I would say the stance would be close to being the same.
And I still maintain the stances are fundamentally not the same -- and even 'close to being the same' is not what you were claiming a few pages ago -- in a number of important respects that do not only apply in this particular arena.
Even a claim of something that seems possible requires evidence when no documentation really exists.
I am not talking about people standing on the mountaintop and saying, "This exists!" or "This might be possible!" and suggesting others agree with them or whatever proofs or theories they put forward. It is not unreasonable to suggest either party demonstrate some kind of evidence if they want others to agree with them in this case.
It is, however, well past unreasonable to demand someone prove something absolutely exists before they even entertain the notion that it might.
I mean...
By seeing the future before it happens weโre basically saying that we can observe an effect before its cause.
You're basically demanding people act contrary to science here, man. You're saying people need a confirmed conclusion before they're allowed to even wonder about it in the first place. In order for someone to actually fit this thoroughly impossible standard? They would, yes, have to be able to see the future. Which is why I keep calling this out as total crazy talk.

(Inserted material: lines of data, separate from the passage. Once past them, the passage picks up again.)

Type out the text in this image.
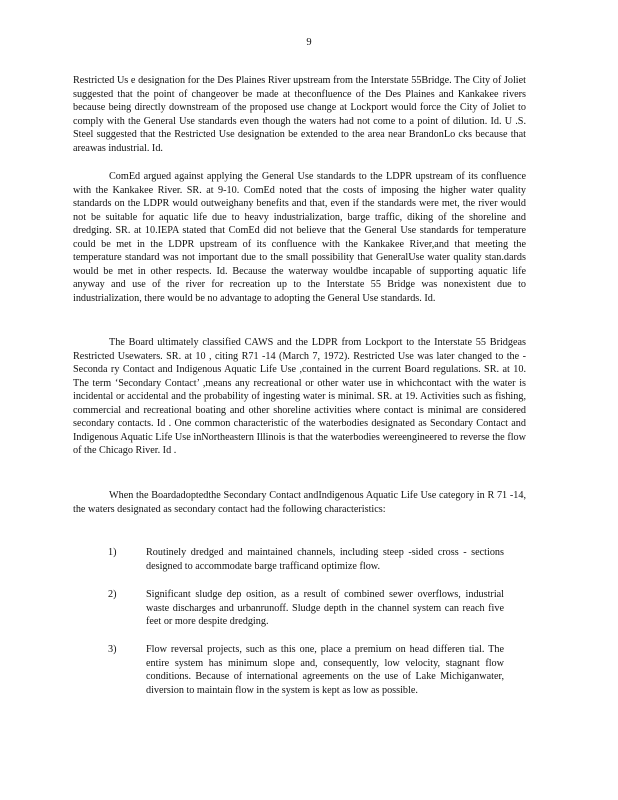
9

Restricted Us e designation for the Des Plaines River upstream from the Interstate 55Bridge. The City of Joliet suggested that the point of changeover be made at theconfluence of the Des Plaines and Kankakee rivers because being directly downstream of the proposed use change at Lockport would force the City of Joliet to comply with the General Use standards even though the waters had not come to a point of dilution. Id. U .S. Steel suggested that the Restricted Use designation be extended to the area near BrandonLo cks because that areawas industrial. Id.

ComEd argued against applying the General Use standards to the LDPR upstream of its confluence with the Kankakee River. SR. at 9-10. ComEd noted that the costs of imposing the higher water quality standards on the LDPR would outweighany benefits and that, even if the standards were met, the river would not be suitable for aquatic life due to heavy industrialization, barge traffic, diking of the shoreline and dredging. SR. at 10.IEPA stated that ComEd did not believe that the General Use standards for temperature could be met in the LDPR upstream of its confluence with the Kankakee River,and that meeting the temperature standard was not important due to the small possibility that GeneralUse water quality stan.dards would be met in other respects. Id. Because the waterway wouldbe incapable of supporting aquatic life anyway and use of the river for recreation up to the Interstate 55 Bridge was nonexistent due to industrialization, there would be no advantage to adopting the General Use standards. Id.

The Board ultimately classified CAWS and the LDPR from Lockport to the Interstate 55 Bridgeas Restricted Usewaters. SR. at 10 , citing R71 -14 (March 7, 1972). Restricted Use was later changed to the -Seconda ry Contact and Indigenous Aquatic Life Use ,contained in the current Board regulations. SR. at 10. The term ‘Secondary Contact’ ,means any recreational or other water use in whichcontact with the water is incidental or accidental and the probability of ingesting water is minimal. SR. at 19. Activities such as fishing, commercial and recreational boating and other shoreline activities where contact is minimal are considered secondary contacts. Id . One common characteristic of the waterbodies designated as Secondary Contact and Indigenous Aquatic Life Use inNortheastern Illinois is that the waterbodies wereengineered to reverse the flow of the Chicago River. Id .

When the Boardadoptedthe Secondary Contact andIndigenous Aquatic Life Use category in R 71 -14, the waters designated as secondary contact had the following characteristics:

1)	Routinely dredged and maintained channels, including steep -sided cross - sections designed to accommodate barge trafficand optimize flow.
2)	Significant sludge dep osition, as a result of combined sewer overflows, industrial waste discharges and urbanrunoff. Sludge depth in the channel system can reach five feet or more despite dredging.
3)	Flow reversal projects, such as this one, place a premium on head differen tial. The entire system has minimum slope and, consequently, low velocity, stagnant flow conditions. Because of international agreements on the use of Lake Michiganwater, diversion to maintain flow in the system is kept as low as possible.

This is essentially what you're insisting people do before they even consider whether something is possible or not on the personal level. I'm not even going to touch the claim that 'wondering whether something is possible or not personally' = 'demanding others believe a thing is true' thing, because... that's just transparently not remotely the same thing at all on any level and I can't believe how much you're trying to justify it being the case at all. And then the whole 'disprove one thing by claiming something entirely unrelated is false' thing, which is also just... this is just bad logic up down and sideways.
There is a reason this is intensely frustrating, and the 'no' side of this debate is not the one being consistently categorized as thinking magic pixies are totally a thing and that they're members of a cult or any number of other deliberately nasty things. I mean, goddamn. Realistically here, our count is 1 solid 'yes!', a handful of 'no!', and a whole lot of 'maybe, I dunno! (with or without 'there is weird shit I have seen, yo')'.
I'm definitely in that last group, and you can keep mocking me as a cultist who believes in magical pixies if you want for thinking, "Hey, that was weird. I wonder what that was. Nope, it's not that, or that, or that, or damn it isn't that either, apparently we don't have a solid explanation for whatever the fuck that was yet. Freaky!"
I'm reasonably certain all of those things will eventually be understood or explained as being, yes, a part of the natural world, even if it falls under that heading of 'not only stranger than we know, but stranger than we can know' today. Maybe it won't happen in my lifetime, but I have little doubt we'll get there eventually.
Basically, I have had three groups of friends who were dead set convinced they were the reincarnations of the Arthurian Court. (Seriously, I totally dare you to even try to count the number of ways in which that's funny.) When told/asked, "OMG, you are so awesome, you must be one of us, who are youuuuuuuuuu?" I cheerfully told them, "Elaine. You know, Lady of Shallott. In fact, I better leave, get back to my loom an' shit, 'cause if I stay out here too long I am clearly going to die." I am still sad no one realized this was an excuse to flee like rabid dogs were yapping at my heels, or why it was also funny. Seriously, that makes me sad. (To be fair, I probably am the only person any of them knew who actually has a loom!)
Conversely, when I was much younger, friends of the family owned a restaurant, in an old mansion that had formerly been a residence (and I think a boarding school). I stayed there multiple times with their daughter, who was a friend of mine. I dismissed her family as a pile of the flakiest cornballs ever when they'd go on about how the place was haunted, etc. Until I spent a handful of years watching weird shit constantly happen there. Do I think there's 'ghosts' there? Not necessarily. I absolutely see how and why they think there were, though, from things I witnessed repeatedly myself, that I certainly can't explain. Does it mean I agree with their assessment? No. It does, however, mean I'm not going to make fun of them for believing what they did after the experiences they've had, because I can absolutely see how they came to those conclusions.